L’école du Capital – Quand le savoir devient pouvoir, impasse ou alternative
Capitaliser les savoirs ? Pour qui ? Pourquoi ?
« Capitaliser » : l’expression s’impose aujourd’hui dans le vocabulaire de l’éducation comme un héritage du langage économique. Elle suggère qu’apprendre, enseigner ou former reviendrait à accumuler une richesse susceptible d’être conservée, valorisée et investie dans l’avenir.
Derrière cette métaphore séduisante, parce qu’elle évoque l’idée de croissance et de sécurité, se dessinent pourtant des enjeux beaucoup plus ambivalents : politiques éducatives arrimées à l’employabilité, dispositifs d’évaluation qui fonctionnent sur le modèle du crédit accumulé, injonctions à rendre visibles et traçables les acquis, rhétoriques de l’innovation ou de la gestion des compétences. Partout se déploie une logique de performance et de rentabilité qui semble réduire le savoir à une marchandise comparable aux autres.
Au-delà de la radicalité de cet état de fait, interroger la capitalisation des savoirs, c’est alors ouvrir un chantier. Car cette notion, loin de n’être qu’un outil neutre de gestion pédagogique, engage une manière de concevoir ce que sont l’éducation, la formation et l’émancipation. Dans les écoles obligatoires, les filières professionnelles, les universités, mais aussi au sein de mouvements d’éducation dits alternatifs, elle se décline et se transforme. Elle peut être vécue comme promesse d’ascension sociale, de reconnaissance et de mobilité. Mais elle peut aussi fonctionner comme contrainte et assignation, réduisant les apprentissages à leur seule valeur marchande, imposant aux individus de gérer leur parcours comme un portefeuille de compétences sans cesse actualisé.

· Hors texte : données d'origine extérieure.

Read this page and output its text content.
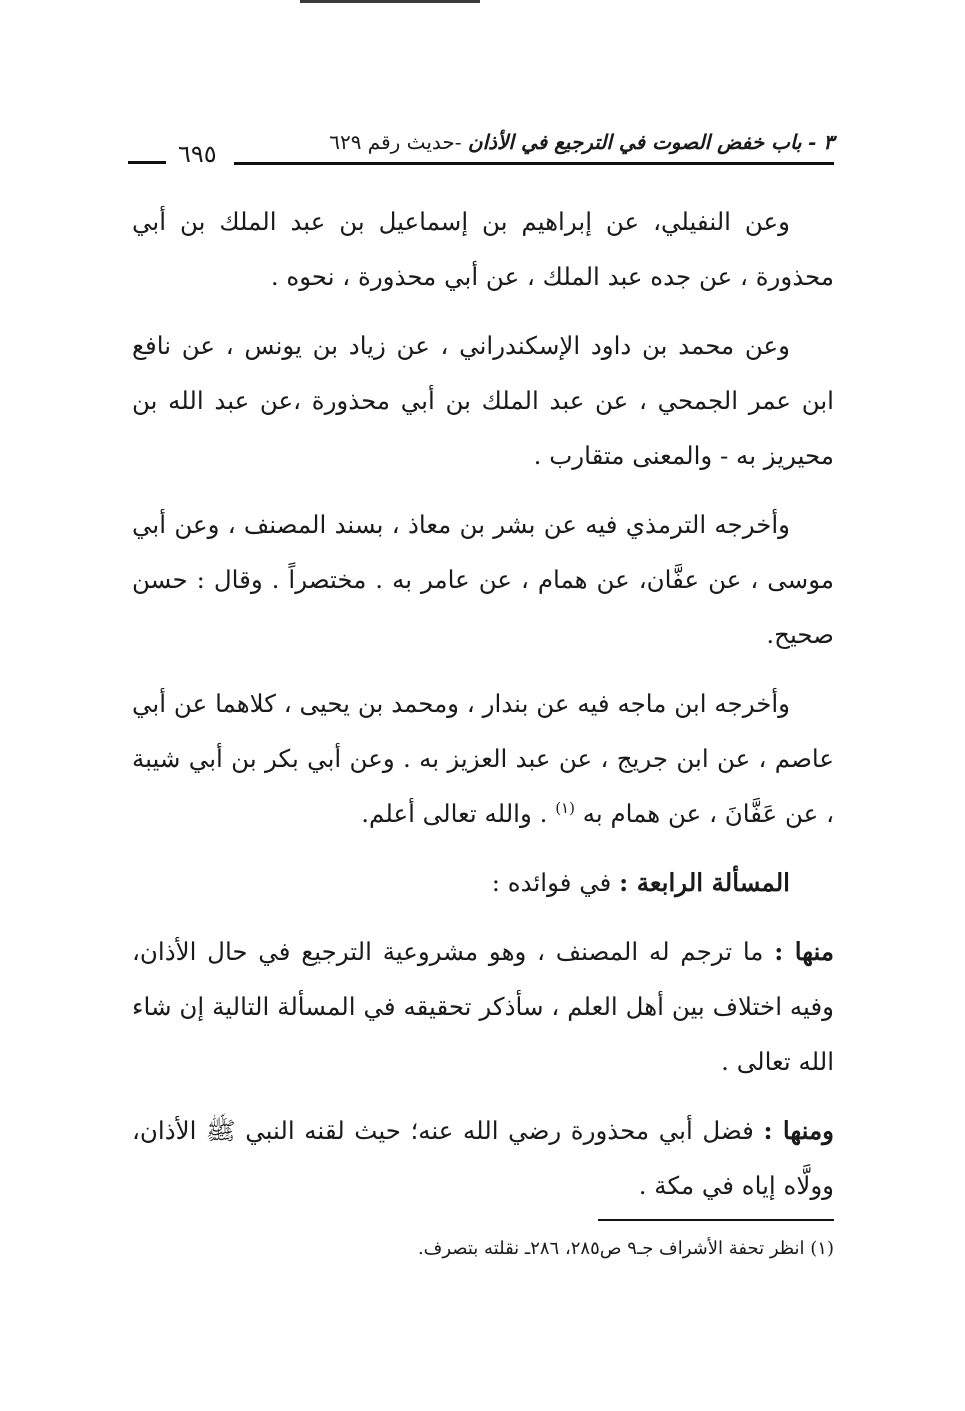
٣ - باب خفض الصوت في الترجيع في الأذان -حديث رقم ٦٢٩
٦٩٥

وعن النفيلي، عن إبراهيم بن إسماعيل بن عبد الملك بن أبي محذورة ، عن جده عبد الملك ، عن أبي محذورة ، نحوه .

وعن محمد بن داود الإسكندراني ، عن زياد بن يونس ، عن نافع ابن عمر الجمحي ، عن عبد الملك بن أبي محذورة ،عن عبد الله بن محيريز به - والمعنى متقارب .

وأخرجه الترمذي فيه عن بشر بن معاذ ، بسند المصنف ، وعن أبي موسى ، عن عفَّان، عن همام ، عن عامر به . مختصراً . وقال : حسن صحيح.

وأخرجه ابن ماجه فيه عن بندار ، ومحمد بن يحيى ، كلاهما عن أبي عاصم ، عن ابن جريج ، عن عبد العزيز به . وعن أبي بكر بن أبي شيبة ، عن عَفَّانَ ، عن همام به $^{(١)}$ . والله تعالى أعلم.

المسألة الرابعة : في فوائده :

منها : ما ترجم له المصنف ، وهو مشروعية الترجيع في حال الأذان، وفيه اختلاف بين أهل العلم ، سأذكر تحقيقه في المسألة التالية إن شاء الله تعالى .

ومنها : فضل أبي محذورة رضي الله عنه؛ حيث لقنه النبي ﷺ الأذان، وولَّاه إياه في مكة .

(١) انظر تحفة الأشراف جـ٩ ص٢٨٥، ٢٨٦ـ نقلته بتصرف.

Dès lors, plusieurs questions traversent ce dossier : que signifie accumuler des savoirs ? Quelles tensions surgissent entre les aspirations personnelles des apprenant·es, les injonctions sociales qui pèsent sur elles·eux et les politiques publiques qui organisent cette accumulation ? Quelles résistances, quelles alternatives ou quelles réinterprétations de la capitalisation sont possibles ?

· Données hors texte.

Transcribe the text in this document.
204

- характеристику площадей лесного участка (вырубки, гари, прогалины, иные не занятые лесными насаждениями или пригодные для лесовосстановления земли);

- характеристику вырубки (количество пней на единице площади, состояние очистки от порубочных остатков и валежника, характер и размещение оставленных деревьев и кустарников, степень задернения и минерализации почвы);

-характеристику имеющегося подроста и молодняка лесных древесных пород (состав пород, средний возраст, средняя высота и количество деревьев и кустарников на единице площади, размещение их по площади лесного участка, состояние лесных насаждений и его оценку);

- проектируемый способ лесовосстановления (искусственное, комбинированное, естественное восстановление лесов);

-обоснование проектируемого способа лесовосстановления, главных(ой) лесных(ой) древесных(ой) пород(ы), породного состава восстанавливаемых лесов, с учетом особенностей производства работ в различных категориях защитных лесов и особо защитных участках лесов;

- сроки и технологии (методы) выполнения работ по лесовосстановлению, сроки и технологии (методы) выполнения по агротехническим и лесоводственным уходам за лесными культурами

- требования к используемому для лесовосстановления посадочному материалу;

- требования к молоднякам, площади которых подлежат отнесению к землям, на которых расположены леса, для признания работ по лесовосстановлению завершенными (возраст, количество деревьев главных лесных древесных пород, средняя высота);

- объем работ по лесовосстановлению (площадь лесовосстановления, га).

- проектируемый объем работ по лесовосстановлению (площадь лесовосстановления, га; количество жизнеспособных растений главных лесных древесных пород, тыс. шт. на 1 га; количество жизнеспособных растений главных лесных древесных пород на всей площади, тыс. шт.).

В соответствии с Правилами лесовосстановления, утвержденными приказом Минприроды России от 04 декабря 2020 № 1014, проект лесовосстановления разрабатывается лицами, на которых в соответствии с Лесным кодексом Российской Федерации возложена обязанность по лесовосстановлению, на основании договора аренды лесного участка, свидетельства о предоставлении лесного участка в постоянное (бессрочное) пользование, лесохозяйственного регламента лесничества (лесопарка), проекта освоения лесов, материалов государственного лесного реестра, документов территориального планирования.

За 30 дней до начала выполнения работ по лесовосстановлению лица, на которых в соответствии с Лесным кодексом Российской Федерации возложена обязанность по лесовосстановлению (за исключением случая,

Les contributions rassemblées ici offrent une pluralité de réponses. Elles posent des regards théoriques, critiques, empiriques et expérientiels. Certaines dénoncent l’emprise d’une logique néolibérale qui transforme les élèves en porteurs, porteuses de performance et vide l’école de son potentiel émancipateur. D’autres montrent comment la notion de compétence, aujourd’hui omniprésente, inscrit le savoir dans une économie de l’employabilité qui aurait aussi un certain avantage. D’autres encore examinent, au plus près des pratiques, comment rendre visibles les apprentissages sans les réduire à une simple comptabilité, ou comment l’écriture et les récits de vie deviennent des instruments de capitalisation émancipatrice, porteurs de dignité et de pouvoir d’agir.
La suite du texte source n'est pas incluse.